"What they've said is, 'I've got a business to run,'" says Rick Bergquist, chief technology officer at PeopleSoft. "In some ways, it's business as usual."
The company will report on results customers are getting from its Total Ownership Experience project, unveiled 15 months ago and aimed at delivering tools to reduce the time and expense related to application rollouts, upgrades, and maintenance. It also will introduce enhanced upgrade tools and a new Web-services repository. Additionally, PeopleSoft will unveil a new version of its human-resources software that will make it easier to track contractors and temporary workers, in addition to full-time employees. And it will detail a tweaking of the manufacturing software it inherited in last year's acquisition of J.D. Edwards & Co., adding support for increasingly popular demand-driven manufacturing.
Despite the specter of Oracle's takeover attempt, customers say they remain interested in PeopleSoft's technology advances. Howard Love, IT manager for AGCO Corp., a maker of agricultural equipment that became a PeopleSoft customer following the J.D. Edwards acquisition, says his company has made a point not to factor Oracle's takeover attempt into its technology decisions. Love says AGCO is open to expanding its investment in PeopleSoft products, which it uses to run its manufacturing and financial systems. "We can't run our business out of fear of what might happen," he says. "We have to deal with what is happening."
Ron Danielson, CIO of Santa Clara University in Silicon Valley, says some of his staff will be at Connect to learn more about the new HR module, as well as a similar update to PeopleSoft's student-administration app.

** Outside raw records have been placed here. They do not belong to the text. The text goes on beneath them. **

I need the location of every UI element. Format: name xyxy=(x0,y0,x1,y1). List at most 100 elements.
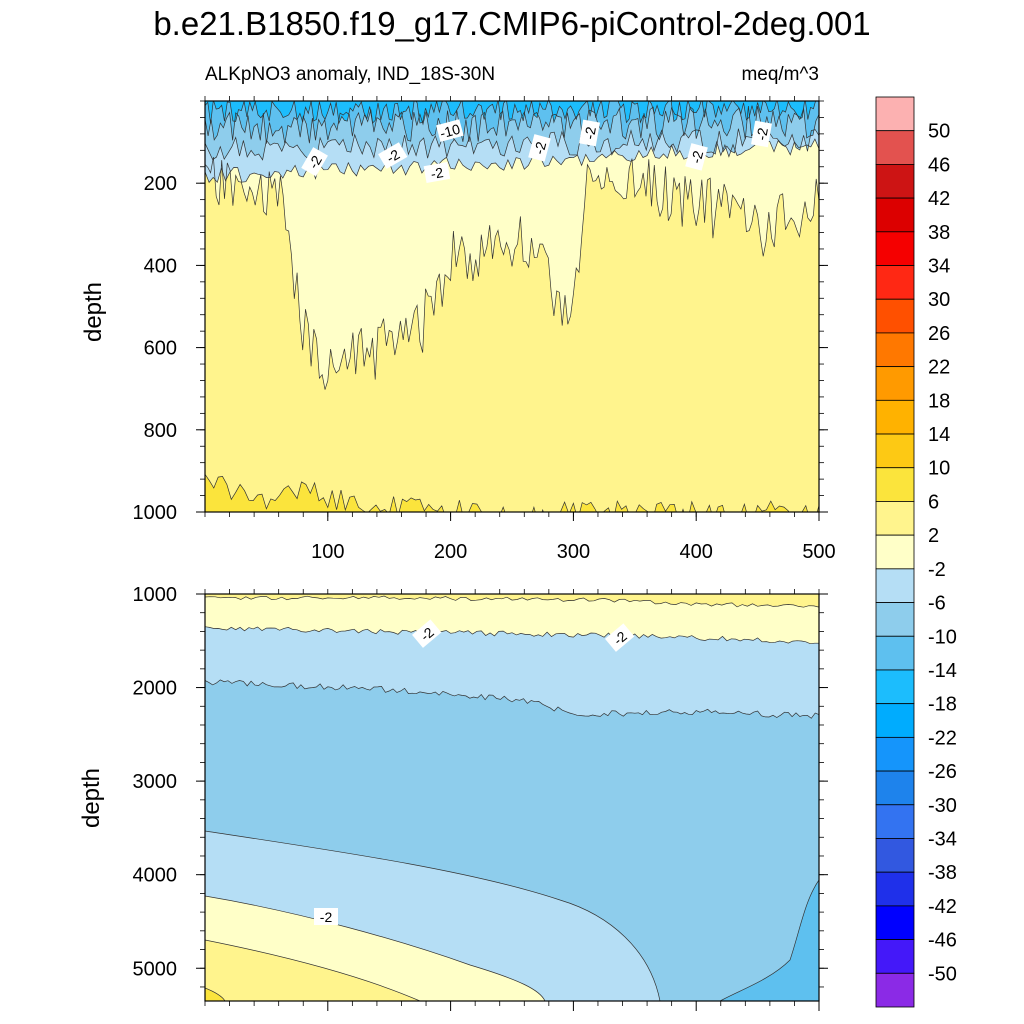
lower-contour-fill xyxy=(205,594,819,1001)
upper-panel: ALKpNO3 anomaly, IND_18S-30N meq/m^3 -2-… xyxy=(80,64,836,563)
upper-y-tick-label: 800 xyxy=(144,420,177,442)
upper-y-tick-label: 200 xyxy=(144,173,177,195)
colorbar-swatch xyxy=(875,669,915,705)
colorbar-swatch xyxy=(875,366,915,401)
lower-panel: -2 -2 -2 1000 2000 3000 4000 5000 depth xyxy=(78,584,828,1011)
lower-y-axis-label: depth xyxy=(78,768,105,828)
lower-contour-line-c xyxy=(205,679,819,719)
lower-contour-label: -2 xyxy=(605,623,635,652)
lower-band-deep-blue-mid xyxy=(719,879,819,1001)
lower-contour-label: -2 xyxy=(314,908,338,925)
colorbar-swatch xyxy=(875,972,915,1008)
upper-contour-labels: -2 -2 -2 -2 -2 -2 -2 -10 xyxy=(301,119,772,183)
colorbar-label: -2 xyxy=(928,559,946,581)
upper-contour-label: -2 xyxy=(423,162,451,183)
upper-y-tick-label: 400 xyxy=(144,255,177,277)
colorbar-swatch xyxy=(875,602,915,637)
colorbar-swatch xyxy=(875,467,915,502)
upper-y-axis-label: depth xyxy=(80,282,107,342)
lower-y-tick-label: 4000 xyxy=(133,865,178,887)
colorbar-swatch xyxy=(875,703,915,738)
lower-y-tick-label: 1000 xyxy=(133,584,178,606)
upper-x-tick-label: 400 xyxy=(680,541,713,563)
upper-band-blue-mid xyxy=(205,101,819,144)
svg-text:-2: -2 xyxy=(581,125,599,140)
colorbar-label: -38 xyxy=(928,862,957,884)
lower-y-tick-label: 5000 xyxy=(133,958,178,980)
colorbar-label: -30 xyxy=(928,795,957,817)
colorbar-label: -6 xyxy=(928,593,946,615)
colorbar-swatch xyxy=(875,130,915,165)
upper-band-blue-light xyxy=(205,101,819,161)
colorbar-swatch xyxy=(875,838,915,873)
svg-text:-2: -2 xyxy=(688,149,707,165)
colorbar-swatch xyxy=(875,265,915,300)
colorbar-label: 10 xyxy=(928,458,950,480)
colorbar-swatch xyxy=(875,197,915,233)
colorbar-label: 6 xyxy=(928,491,939,513)
colorbar-swatch xyxy=(875,770,915,806)
colorbar-label: 18 xyxy=(928,390,950,412)
colorbar-label: 38 xyxy=(928,222,950,244)
figure-title: b.e21.B1850.f19_g17.CMIP6-piControl-2deg… xyxy=(153,5,870,42)
upper-right-label: meq/m^3 xyxy=(741,64,819,85)
colorbar-label: 46 xyxy=(928,154,950,176)
lower-y-tick-label: 2000 xyxy=(133,678,178,700)
colorbar-swatch xyxy=(875,399,915,435)
colorbar-swatch xyxy=(875,298,915,334)
colorbar-label: 50 xyxy=(928,121,950,143)
upper-band-yellow-light xyxy=(205,101,819,390)
upper-x-tick-label: 500 xyxy=(802,541,835,563)
colorbar-label: 14 xyxy=(928,424,950,446)
lower-band-deep-yellow-deep xyxy=(205,987,226,1001)
upper-contour-label: -2 xyxy=(685,143,708,171)
upper-band-yellow-deep xyxy=(205,474,819,512)
upper-contour-fill xyxy=(205,101,819,512)
colorbar-label: -14 xyxy=(928,660,957,682)
colorbar-swatch xyxy=(875,433,915,469)
colorbar-swatch xyxy=(875,164,915,199)
upper-contour-label: -2 xyxy=(579,119,600,147)
svg-text:-2: -2 xyxy=(320,909,333,925)
svg-text:-2: -2 xyxy=(531,140,550,156)
upper-contour-line-a xyxy=(205,101,816,125)
upper-x-tick-label: 300 xyxy=(557,541,590,563)
colorbar-swatch xyxy=(875,736,915,772)
colorbar: 50 46 42 38 34 30 26 22 18 14 10 6 2 -2 -6 -10 -14 -18 -22… xyxy=(875,96,957,1008)
upper-contour-label: -2 xyxy=(301,147,328,177)
lower-plot-frame xyxy=(204,593,820,1002)
colorbar-swatch xyxy=(875,96,915,132)
colorbar-label: 30 xyxy=(928,289,950,311)
colorbar-label: 2 xyxy=(928,525,939,547)
svg-text:-2: -2 xyxy=(753,126,771,141)
lower-contour-labels: -2 -2 -2 xyxy=(314,619,635,925)
colorbar-swatch xyxy=(875,939,915,974)
colorbar-label: 34 xyxy=(928,256,950,278)
colorbar-label: 22 xyxy=(928,357,950,379)
lower-y-tick-label: 3000 xyxy=(133,771,178,793)
colorbar-swatch xyxy=(875,568,915,603)
upper-contour-label: -2 xyxy=(751,120,772,148)
lower-contour-line-a xyxy=(205,595,819,608)
upper-contour-label: -2 xyxy=(528,134,551,162)
lower-band-deep-yellow-main xyxy=(205,939,421,1001)
colorbar-swatch xyxy=(875,905,915,940)
svg-text:-2: -2 xyxy=(429,164,444,182)
colorbar-label: -22 xyxy=(928,727,957,749)
upper-x-tick-label: 200 xyxy=(434,541,467,563)
upper-contour-line-e xyxy=(205,156,819,390)
colorbar-swatch xyxy=(875,231,915,266)
upper-contour-line-b xyxy=(205,105,819,144)
upper-x-tick-label: 100 xyxy=(311,541,344,563)
svg-text:-10: -10 xyxy=(438,121,462,142)
lower-band-yellow-main xyxy=(205,594,819,608)
colorbar-label: -18 xyxy=(928,694,957,716)
colorbar-label: -34 xyxy=(928,828,957,850)
colorbar-swatch xyxy=(875,635,915,671)
colorbar-swatch xyxy=(875,501,915,536)
upper-plot-frame xyxy=(204,100,820,513)
colorbar-label: -10 xyxy=(928,626,957,648)
lower-axis-ticks: 1000 2000 3000 4000 5000 xyxy=(133,584,828,1011)
colorbar-swatch xyxy=(875,871,915,907)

But the school, which uses PeopleSoft software for running student administration, human-resources, and financial systems, isn't planning any new investments in PeopleSoft products. One thing Danielson doesn't expect to get at Connect is a lot of insight into the fate of PeopleSoft. "Why would customers expect that anyone's going to give them a better answer than they've been getting for the last year?" Danielson asks. "I don't think PeopleSoft knows exactly what it's going to do."
With the Justice Department hurdle cleared, and the poison pill PeopleSoft adopted likely to be ineffective, PeopleSoft's fate is sealed, to an extent, says Josh Greenbaum, an analyst with Enterprise Applications Consulting. The best chance it has to deflect Oracle's tender offer is to find another buyer that would keep the company independent. "They need a white knight, and they need one fast," he says.
Maybe as much as Oracle needs PeopleSoft. On the heels of its landmark victory, Oracle last week reported first-quarter earnings that, while exceeding estimates, were dragged down by disappointing applications sales, highlighting the strategic importance of its acquisition attempt. But even Oracle was espousing a business-as-usual philosophy, with president Chuck Phillips telling analysts on a conference call that hopes are high for the vendor's pending 11i.10 E-Business Suite release, and that salespeople are being asked to focus on articulating the benefits of Oracle's E-Business and collaboration suites rather than think about PeopleSoft.
AGCO's Love says PeopleSoft's handling of the J.D. Edwards acquisition has made him less fearful of a potential Oracle takeover. AGCO expected to be all but forgotten by PeopleSoft, but Love says the vendor worked to make the transition as smooth as possible. "I was very outspoken that this was bad for business, and that customer service is going to suffer," he says. "I have never been more wrong about anything in my life."